Briefing Book
White House Conference


Nation Council of Women's Organizations

WOMEN'S CHECKLIST ON SOCIAL SECURITY REFORM
KEEP THE HEART in social security

Social Security is the heart of our nation's social insurance program, providing universal coverage for workers and their families through the pooling of resources that guarantees benefits to all. Check each reform proposal to see if it meets the women's check test.

DOES THE REFORM PROPOSAL...

CONTINUE TO HELP THOSE WITH LOWER LIFE-TIME EARNINGS, WHO ARE DISPROPORTIONATELY WOMEN?
Social Security's benefit formula is structured so that the lowest paid workers receive benefits that replace a higher proportion of their pre-retirement earnings than higher-wage workers. Many of the lowest paid workers also have no pensions from their jobs. Any reform must retain this feature benefitting lower-paid workers.

MAINTAIN FULL COST OF LIVING ADJUSTMENTS?
Social Security's annual cost-of-living increase (COLA), which is indexed to inflation, is a crucial protection against the erosion of benefits. Because women live longer than men, on average, and rely more on Social Security since they often lack other sources of retirement income, this provision is particularly important to women. Even when employment-based pension income is available, it is rarely inflation-protected.

PROTECT AND STRENGTHEN BENEFITS FOR WIVES, WIDOWS, AND DIVORCED WOMEN?
Social Security's family protection provisions help women the most.

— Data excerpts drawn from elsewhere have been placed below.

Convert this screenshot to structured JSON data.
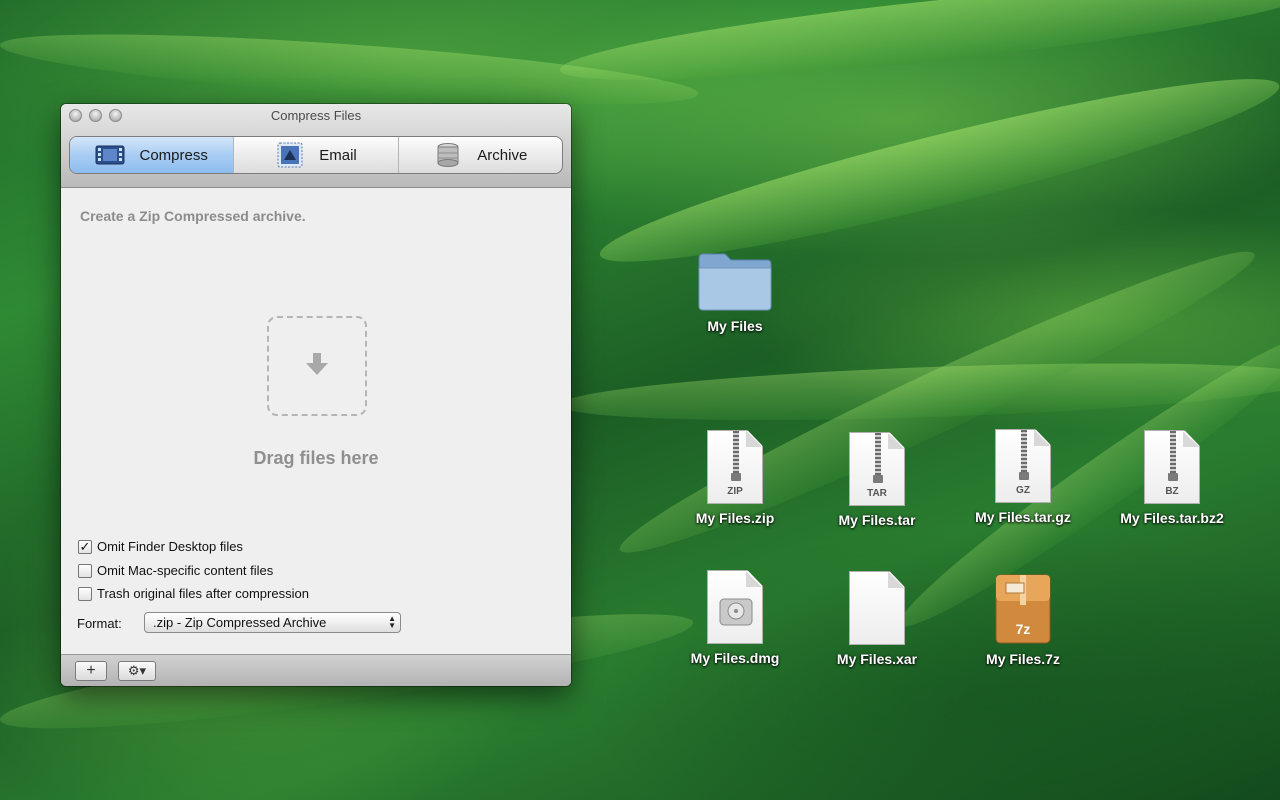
{
  "window": {
    "title": "Compress Files",
    "tabs": [
      {
        "label": "Compress",
        "icon": "film-icon",
        "active": true
      },
      {
        "label": "Email",
        "icon": "mail-stamp-icon",
        "active": false
      },
      {
        "label": "Archive",
        "icon": "database-icon",
        "active": false
      }
    ],
    "description": "Create a Zip Compressed archive.",
    "drop_text": "Drag files here",
    "options": [
      {
        "label": "Omit Finder Desktop files",
        "checked": true
      },
      {
        "label": "Omit Mac-specific content files",
        "checked": false
      },
      {
        "label": "Trash original files after compression",
        "checked": false
      }
    ],
    "format_label": "Format:",
    "format_value": ".zip - Zip Compressed Archive",
    "add_button": "+",
    "gear_button": "⚙▾"
  },
  "desktop": {
    "items": [
      {
        "label": "My Files",
        "kind": "folder"
      },
      {
        "label": "My Files.zip",
        "kind": "archive",
        "tag": "ZIP"
      },
      {
        "label": "My Files.tar",
        "kind": "archive",
        "tag": "TAR"
      },
      {
        "label": "My Files.tar.gz",
        "kind": "archive",
        "tag": "GZ"
      },
      {
        "label": "My Files.tar.bz2",
        "kind": "archive",
        "tag": "BZ"
      },
      {
        "label": "My Files.dmg",
        "kind": "disk-image"
      },
      {
        "label": "My Files.xar",
        "kind": "blank"
      },
      {
        "label": "My Files.7z",
        "kind": "box",
        "tag": "7z"
      }
    ]
  },
  "colors": {
    "active_tab": "#a9cdf3",
    "desktop_green": "#2f8a34"
  }
}
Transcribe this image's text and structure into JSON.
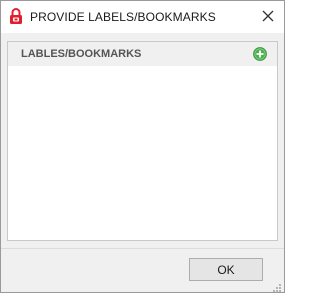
{
  "window": {
    "title": "PROVIDE LABELS/BOOKMARKS",
    "icon": "lock-icon",
    "close_icon": "close-icon"
  },
  "panel": {
    "title": "LABLES/BOOKMARKS",
    "add_icon": "add-circle-icon"
  },
  "footer": {
    "ok_label": "OK",
    "grip_icon": "resize-grip-icon"
  },
  "colors": {
    "lock_red": "#e0202f",
    "add_green": "#4caf50"
  }
}
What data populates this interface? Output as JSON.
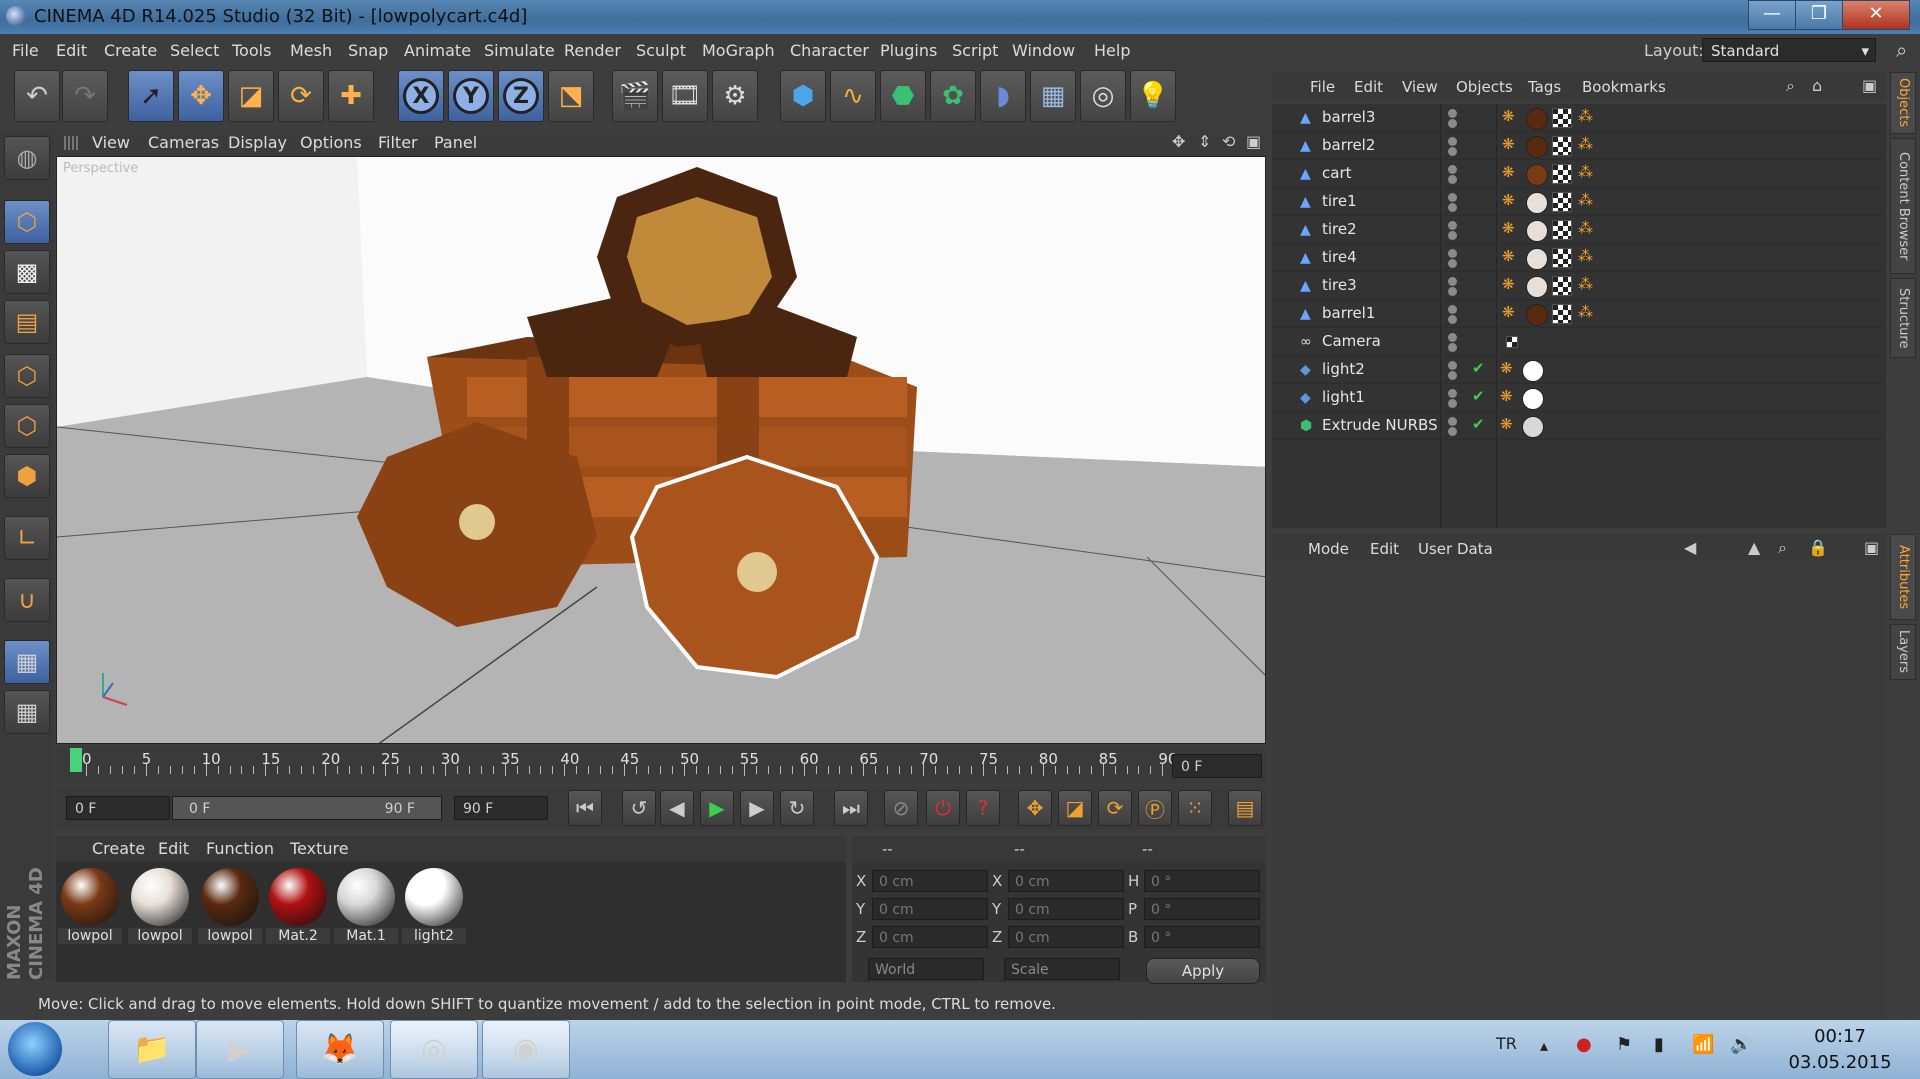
{
  "window": {
    "title": "CINEMA 4D R14.025 Studio (32 Bit) - [lowpolycart.c4d]",
    "minimize": "—",
    "maximize": "❐",
    "close": "✕"
  },
  "menubar": [
    "File",
    "Edit",
    "Create",
    "Select",
    "Tools",
    "Mesh",
    "Snap",
    "Animate",
    "Simulate",
    "Render",
    "Sculpt",
    "MoGraph",
    "Character",
    "Plugins",
    "Script",
    "Window",
    "Help"
  ],
  "layout": {
    "label": "Layout:",
    "value": "Standard"
  },
  "toolbar": {
    "x": "X",
    "y": "Y",
    "z": "Z"
  },
  "viewport": {
    "menu": [
      "View",
      "Cameras",
      "Display",
      "Options",
      "Filter",
      "Panel"
    ],
    "label": "Perspective"
  },
  "timeline": {
    "ticks": [
      "0",
      "5",
      "10",
      "15",
      "20",
      "25",
      "30",
      "35",
      "40",
      "45",
      "50",
      "55",
      "60",
      "65",
      "70",
      "75",
      "80",
      "85",
      "90"
    ],
    "current": "0 F",
    "start": "0 F",
    "range_start": "0 F",
    "range_end": "90 F",
    "end": "90 F"
  },
  "materials": {
    "menu": [
      "Create",
      "Edit",
      "Function",
      "Texture"
    ],
    "items": [
      {
        "label": "lowpol",
        "color": "#7a3a14"
      },
      {
        "label": "lowpol",
        "color": "#e8e0d8"
      },
      {
        "label": "lowpol",
        "color": "#5a2a10"
      },
      {
        "label": "Mat.2",
        "color": "#b01010"
      },
      {
        "label": "Mat.1",
        "color": "#d8d8d8"
      },
      {
        "label": "light2",
        "color": "#ffffff"
      }
    ]
  },
  "coordinates": {
    "headers": [
      "--",
      "--",
      "--"
    ],
    "rows": [
      {
        "a": "X",
        "av": "0 cm",
        "b": "X",
        "bv": "0 cm",
        "c": "H",
        "cv": "0 °"
      },
      {
        "a": "Y",
        "av": "0 cm",
        "b": "Y",
        "bv": "0 cm",
        "c": "P",
        "cv": "0 °"
      },
      {
        "a": "Z",
        "av": "0 cm",
        "b": "Z",
        "bv": "0 cm",
        "c": "B",
        "cv": "0 °"
      }
    ],
    "mode1": "World",
    "mode2": "Scale",
    "apply": "Apply"
  },
  "status": "Move: Click and drag to move elements. Hold down SHIFT to quantize movement / add to the selection in point mode, CTRL to remove.",
  "objects": {
    "menu": [
      "File",
      "Edit",
      "View",
      "Objects",
      "Tags",
      "Bookmarks"
    ],
    "rows": [
      {
        "name": "barrel3",
        "tag": "#5a2a10"
      },
      {
        "name": "barrel2",
        "tag": "#5a2a10"
      },
      {
        "name": "cart",
        "tag": "#7a3a14"
      },
      {
        "name": "tire1",
        "tag": "#e8e0d8"
      },
      {
        "name": "tire2",
        "tag": "#e8e0d8"
      },
      {
        "name": "tire4",
        "tag": "#e8e0d8"
      },
      {
        "name": "tire3",
        "tag": "#e8e0d8"
      },
      {
        "name": "barrel1",
        "tag": "#5a2a10"
      },
      {
        "name": "Camera",
        "tag": ""
      },
      {
        "name": "light2",
        "tag": "#ffffff"
      },
      {
        "name": "light1",
        "tag": "#ffffff"
      },
      {
        "name": "Extrude NURBS",
        "tag": "#d8d8d8"
      }
    ]
  },
  "attributes": {
    "menu": [
      "Mode",
      "Edit",
      "User Data"
    ]
  },
  "sidetabs": [
    "Objects",
    "Content Browser",
    "Structure",
    "Attributes",
    "Layers"
  ],
  "brand": "MAXON CINEMA 4D",
  "taskbar": {
    "lang": "TR",
    "time": "00:17",
    "date": "03.05.2015"
  }
}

Social Security provides guaranteed, inflation-protected, life-time benefits for the wives of retired workers, widows, and many divorced women, many of whom did not work enough at high enough wages to earn adequate benefits on their own accounts. (Similarly low-earning men married to higher-earning women also have these protections; however, while 63 percent of female Social Security beneficiaries aged 65 and over receive benefits based on their husbands' earning records, only 1.2 percent of male Social Security beneficiaries aged 65 and over receive benefits based on their wives' earning records.)

PRESERVE DISABILITY AND SURVIVOR BENEFITS?
Social Security provides benefits to 3 million children and the remaining care-taking parent in the event of the premature death or disability of either working parent. Spouses of disabled workers and the widows (or widowers) of workers who died prematurely also receive guaranteed life-time retirement benefits. Two out of five of today's 20 year olds will face premature death or disability before reaching retirement age.

PROTECT THE MOST DISADVANTAGED WORKERS FROM "ACROSS- THE-BOARD" BENEFIT CUTS?
Some proposed "across-the-board" benefit cuts such as raising the retirement age or the number of years of work history used in calculating benefits would disproportionately hurt those with the most physically demanding or stressful jobs who cannot work more years, as well as those who have low life-time earnings, including many women (because they move in and out of the labor force to provide family care), minorities, temporary, seasonal and part-time workers, agricultural workers, and the chronically under and unemployed. These workers are also unlikely to have other employer-provided retirement benefits.

ENSURE THAT WOMEN'S GUARANTEED BENEFITS ARE NOT REDUCED BY INDIVIDUAL ACCOUNT PLANS THAT ARE SUBJECT TO THE UNCERTAINTIES OF THE STOCK MARKET?
Proposals to divert workers' current payments from the Social Security system into individually-held, private accounts, whose returns would be dependent on volatile investment markets and would not be guaranteed to keep pace with inflation nor provide spousal benefits (including benefits to widows and divorced women), would reduce the retirement income of many women. Without the guarantees of a shared insurance pool, cost-of-living increases, and spousal and lifetime benefits, many women could easily outlive their assets.

ADDRESS THE CARE-GIVING AND LABOR FORCE EXPERIENCES OF WOMEN?
The Social Security system is based on marriage and work patterns that have changed. Currently, the benefit formula, which generally helps those with low life-time earnings, also favors those with 35 years of labor force participation, years which many women lack because of family care-giving. Moreover, the effects of sex-based wage discrimination during their working years are not fully offset by the more generous treatment low earners receive. Such issues as divorce, taking time out of the workforce for caregiving, the differences in current benefits between one and two- earner couples, and the inadequacies in benefits for surviving spouses must be considered at the same time that solutions to strengthening the financial soundness of the system are being sought.

FURTHER REDUCE THE NUMBER OF ELDERLY WOMEN LIVING IN POVERTY?
Social Security has helped reduce poverty rates for the elderly, from 35 percent in 1959 to less than 11 percent in 1996. In 1995, the poverty rate for all women over the age of 65 was 13.6 percent while the poverty rate among women aged 65 or older who lived alone was 23.6 percent. Without Social Security, the poverty rate for women over 65 would have been an astonishing 52.9 percent. Nevertheless unmarried women still suffer disproportionately; single, divorced, and widowed women aged 65 or older have a poverty rate of 22 percent, compared with 15 percent for unmarried men and 5 percent for women and men in married couples.